Contaminated air contains many several categories of pollutants that cause significant harm to human health and killing many. The plant microbiome could be an untapped source that may help us reduce current air pollution levels. For example, American grass already contains bacteria that can degrade crude oil but their number increases sharply in grass grown on oily soil. Ivy plants grown in urban areas, with high air pollution, have more bacteria that can break down road traffic-generated particulate matters. Likewise, poplar trees can be hosts to bacteria that can break down organic solvents.
Natural air purifiers
Plants can degrade harmful particles in the air as well break down carbon dioxide through photosynthesis process to produce oxygen. Likewise, several microbes also break down toxic chemicals, including the ones that are present in the atmosphere. We can introduce (inoculate) these microbes into plants to give them an added advantage. The right plant-microbe combo may help us increase food production or clean up the environment.
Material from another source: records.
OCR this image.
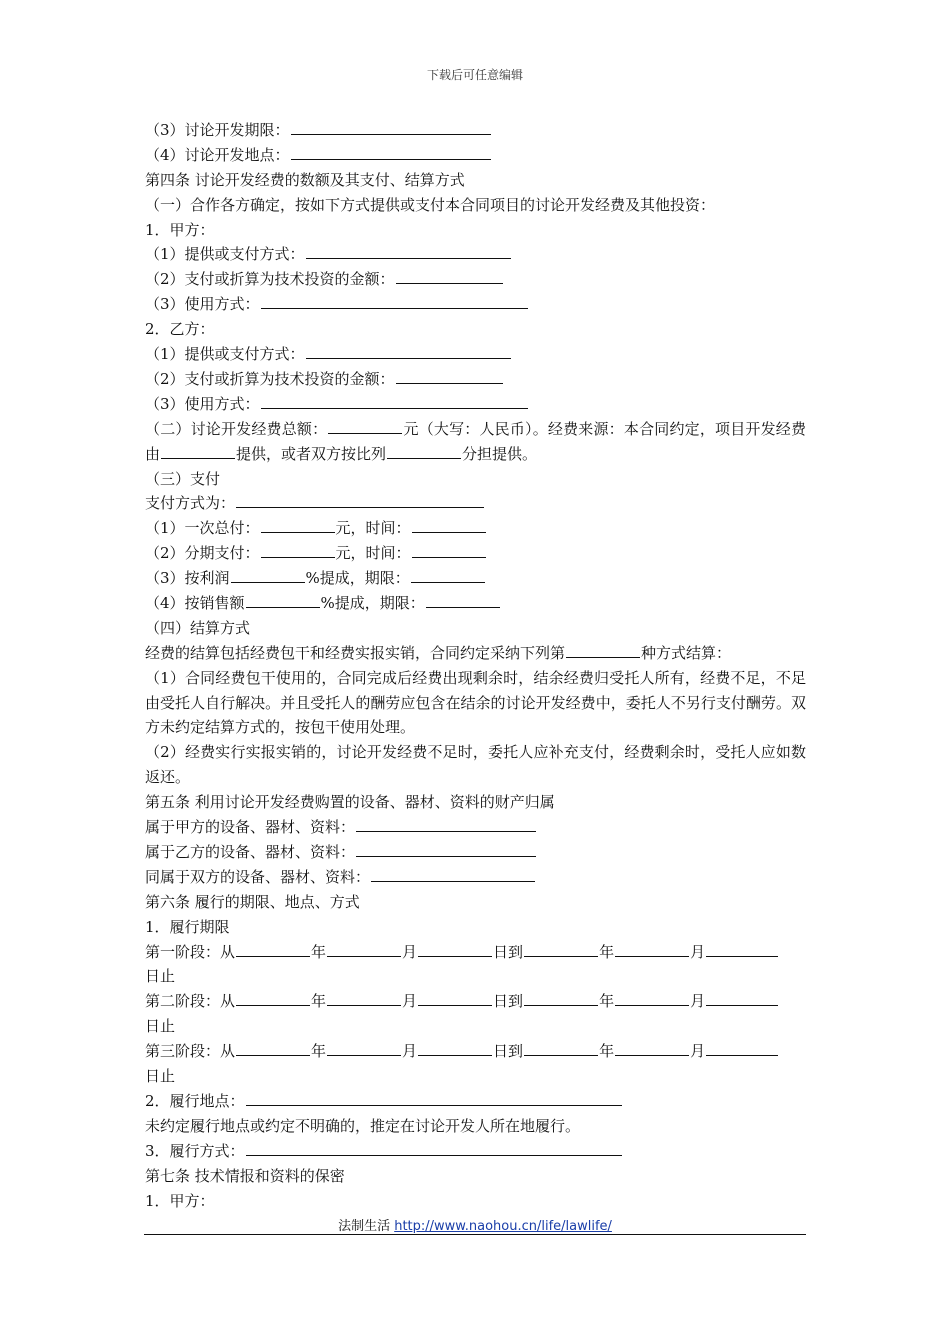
下载后可任意编辑
（3）讨论开发期限：
（4）讨论开发地点：
第四条 讨论开发经费的数额及其支付、结算方式
（一）合作各方确定，按如下方式提供或支付本合同项目的讨论开发经费及其他投资：
1．甲方：
（1）提供或支付方式：
（2）支付或折算为技术投资的金额：
（3）使用方式：
2．乙方：
（1）提供或支付方式：
（2）支付或折算为技术投资的金额：
（3）使用方式：
（二）讨论开发经费总额：	元（大写：人民币）。经费来源：本合同约定，项目开发经费由	提供，或者双方按比列	分担提供。
（三）支付
支付方式为：
（1）一次总付：	元，时间：
（2）分期支付：	元，时间：
（3）按利润	%提成，期限：
（4）按销售额	%提成，期限：
（四）结算方式
经费的结算包括经费包干和经费实报实销，合同约定采纳下列第	种方式结算：
（1）合同经费包干使用的，合同完成后经费出现剩余时，结余经费归受托人所有，经费不足，不足由受托人自行解决。并且受托人的酬劳应包含在结余的讨论开发经费中，委托人不另行支付酬劳。双方未约定结算方式的，按包干使用处理。
（2）经费实行实报实销的，讨论开发经费不足时，委托人应补充支付，经费剩余时，受托人应如数返还。
第五条 利用讨论开发经费购置的设备、器材、资料的财产归属
属于甲方的设备、器材、资料：
属于乙方的设备、器材、资料：
同属于双方的设备、器材、资料：
第六条 履行的期限、地点、方式
1．履行期限
第一阶段：从	年	月	日到	年	月
日止
第二阶段：从	年	月	日到	年	月
日止
第三阶段：从	年	月	日到	年	月
日止
2．履行地点：
未约定履行地点或约定不明确的，推定在讨论开发人所在地履行。
3．履行方式：
第七条 技术情报和资料的保密
1．甲方：
法制生活 http://www.naohou.cn/life/lawlife/
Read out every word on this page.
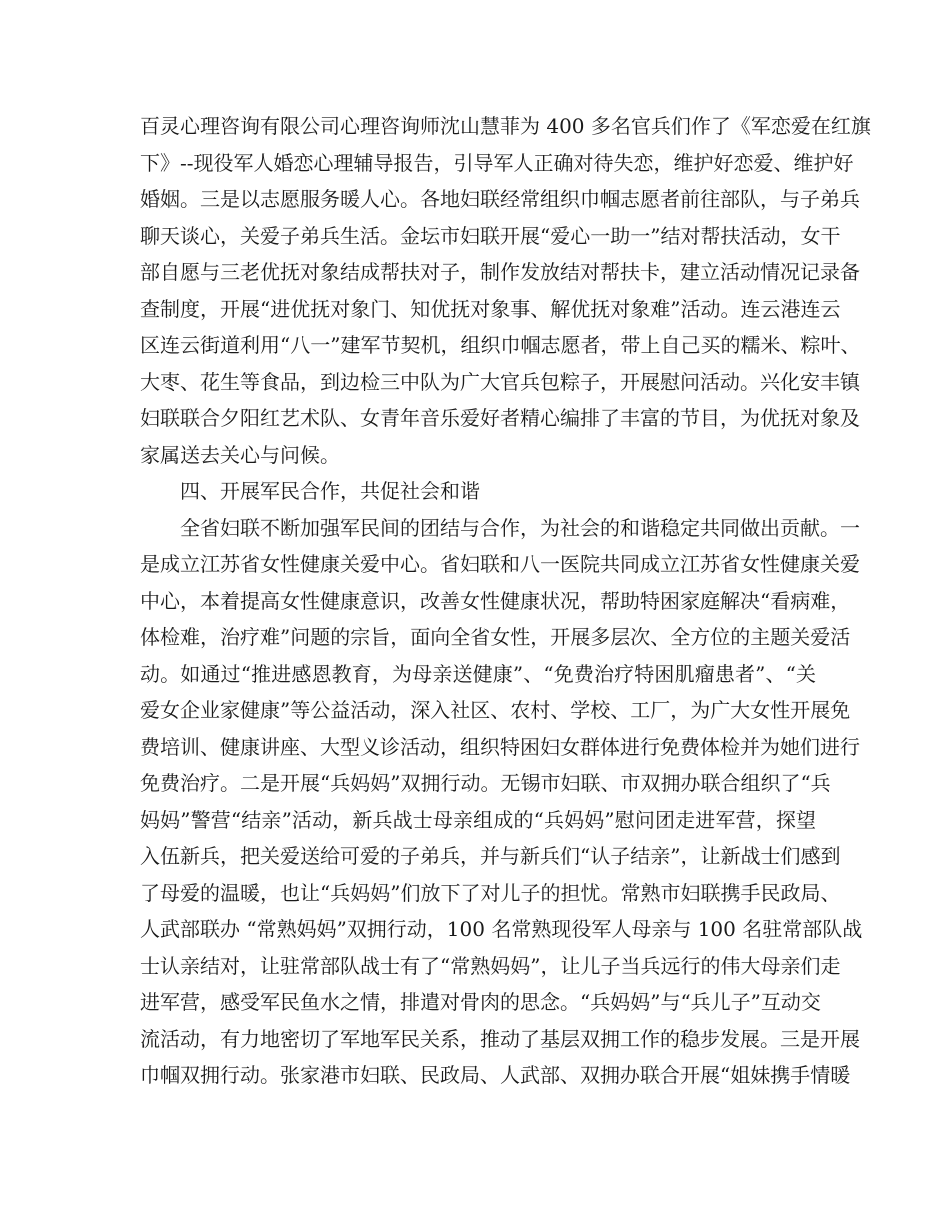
百灵心理咨询有限公司心理咨询师沈山慧菲为 400 多名官兵们作了《军恋爱在红旗
下》--现役军人婚恋心理辅导报告，引导军人正确对待失恋，维护好恋爱、维护好
婚姻。三是以志愿服务暖人心。各地妇联经常组织巾帼志愿者前往部队，与子弟兵
聊天谈心，关爱子弟兵生活。金坛市妇联开展“爱心一助一”结对帮扶活动，女干
部自愿与三老优抚对象结成帮扶对子，制作发放结对帮扶卡，建立活动情况记录备
查制度，开展“进优抚对象门、知优抚对象事、解优抚对象难”活动。连云港连云
区连云街道利用“八一”建军节契机，组织巾帼志愿者，带上自己买的糯米、粽叶、
大枣、花生等食品，到边检三中队为广大官兵包粽子，开展慰问活动。兴化安丰镇
妇联联合夕阳红艺术队、女青年音乐爱好者精心编排了丰富的节目，为优抚对象及
家属送去关心与问候。
四、开展军民合作，共促社会和谐
全省妇联不断加强军民间的团结与合作，为社会的和谐稳定共同做出贡献。一
是成立江苏省女性健康关爱中心。省妇联和八一医院共同成立江苏省女性健康关爱
中心，本着提高女性健康意识，改善女性健康状况，帮助特困家庭解决“看病难，
体检难，治疗难”问题的宗旨，面向全省女性，开展多层次、全方位的主题关爱活
动。如通过“推进感恩教育，为母亲送健康”、“免费治疗特困肌瘤患者”、“关
爱女企业家健康”等公益活动，深入社区、农村、学校、工厂，为广大女性开展免
费培训、健康讲座、大型义诊活动，组织特困妇女群体进行免费体检并为她们进行
免费治疗。二是开展“兵妈妈”双拥行动。无锡市妇联、市双拥办联合组织了“兵
妈妈”警营“结亲”活动，新兵战士母亲组成的“兵妈妈”慰问团走进军营，探望
入伍新兵，把关爱送给可爱的子弟兵，并与新兵们“认子结亲”，让新战士们感到
了母爱的温暖，也让“兵妈妈”们放下了对儿子的担忧。常熟市妇联携手民政局、
人武部联办 “常熟妈妈”双拥行动，100 名常熟现役军人母亲与 100 名驻常部队战
士认亲结对，让驻常部队战士有了“常熟妈妈”，让儿子当兵远行的伟大母亲们走
进军营，感受军民鱼水之情，排遣对骨肉的思念。“兵妈妈”与“兵儿子”互动交
流活动，有力地密切了军地军民关系，推动了基层双拥工作的稳步发展。三是开展
巾帼双拥行动。张家港市妇联、民政局、人武部、双拥办联合开展“姐妹携手情暖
Recently, scientists inoculated blue pea plants with bacteria that can remove formaldehyde. This volatile organic compound is released as a pollution by-product from industry and is also present in cigarette smoke. Remarkably, the plants colonised by these bacteria grow better in the presence of formaldehyde than plants without bacteria. Although some studies suggest that plants have an innate ability to break down formaldehyde and use them as a carbon source to make sugars, it seems that the bacteria make the plants more efficient in this process. Therefore, plants grown inoculated with these bacteria grow better in the presence of formaldehyde.
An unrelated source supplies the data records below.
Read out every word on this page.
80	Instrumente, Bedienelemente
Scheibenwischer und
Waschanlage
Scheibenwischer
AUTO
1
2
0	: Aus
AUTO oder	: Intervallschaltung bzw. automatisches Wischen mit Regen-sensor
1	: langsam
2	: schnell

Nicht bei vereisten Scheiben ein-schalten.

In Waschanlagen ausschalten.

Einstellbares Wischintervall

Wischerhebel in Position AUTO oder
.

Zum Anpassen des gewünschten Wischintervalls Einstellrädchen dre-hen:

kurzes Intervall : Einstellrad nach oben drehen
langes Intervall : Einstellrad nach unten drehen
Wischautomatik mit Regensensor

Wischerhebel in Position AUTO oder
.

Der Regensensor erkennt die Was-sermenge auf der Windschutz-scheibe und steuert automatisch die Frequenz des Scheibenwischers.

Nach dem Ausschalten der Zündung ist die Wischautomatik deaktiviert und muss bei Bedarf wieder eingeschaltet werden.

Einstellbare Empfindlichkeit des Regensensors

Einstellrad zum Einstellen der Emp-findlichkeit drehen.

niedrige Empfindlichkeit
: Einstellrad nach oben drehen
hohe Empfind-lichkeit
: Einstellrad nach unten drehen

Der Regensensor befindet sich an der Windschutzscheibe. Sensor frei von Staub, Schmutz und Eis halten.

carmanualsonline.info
Challenges we face to purify contaminated air using plants include identifying plants that already breakdown harmful pollution chemicals, and grow them in the right place. There are (almost) countless numbers of microbes on Earth; many have unique, wacky features that we can, and should exploit to our advantage. Once we identify microbes that break down harmful particles present in air, we can introduce them to plants. Scientists are trying to categorise the most efficient combination of plant and microbe to decontaminate air.
Knowledge of plants and their microbiome content can help us breathe cleaner air both indoors and outdoors. Entire cities may also be planned in the future around plants with the right microbiome. Plants will play a central role in our attempt to curb the effect of climate changes. But we shouldn’t rule out the role plant microbiome may play in this, too.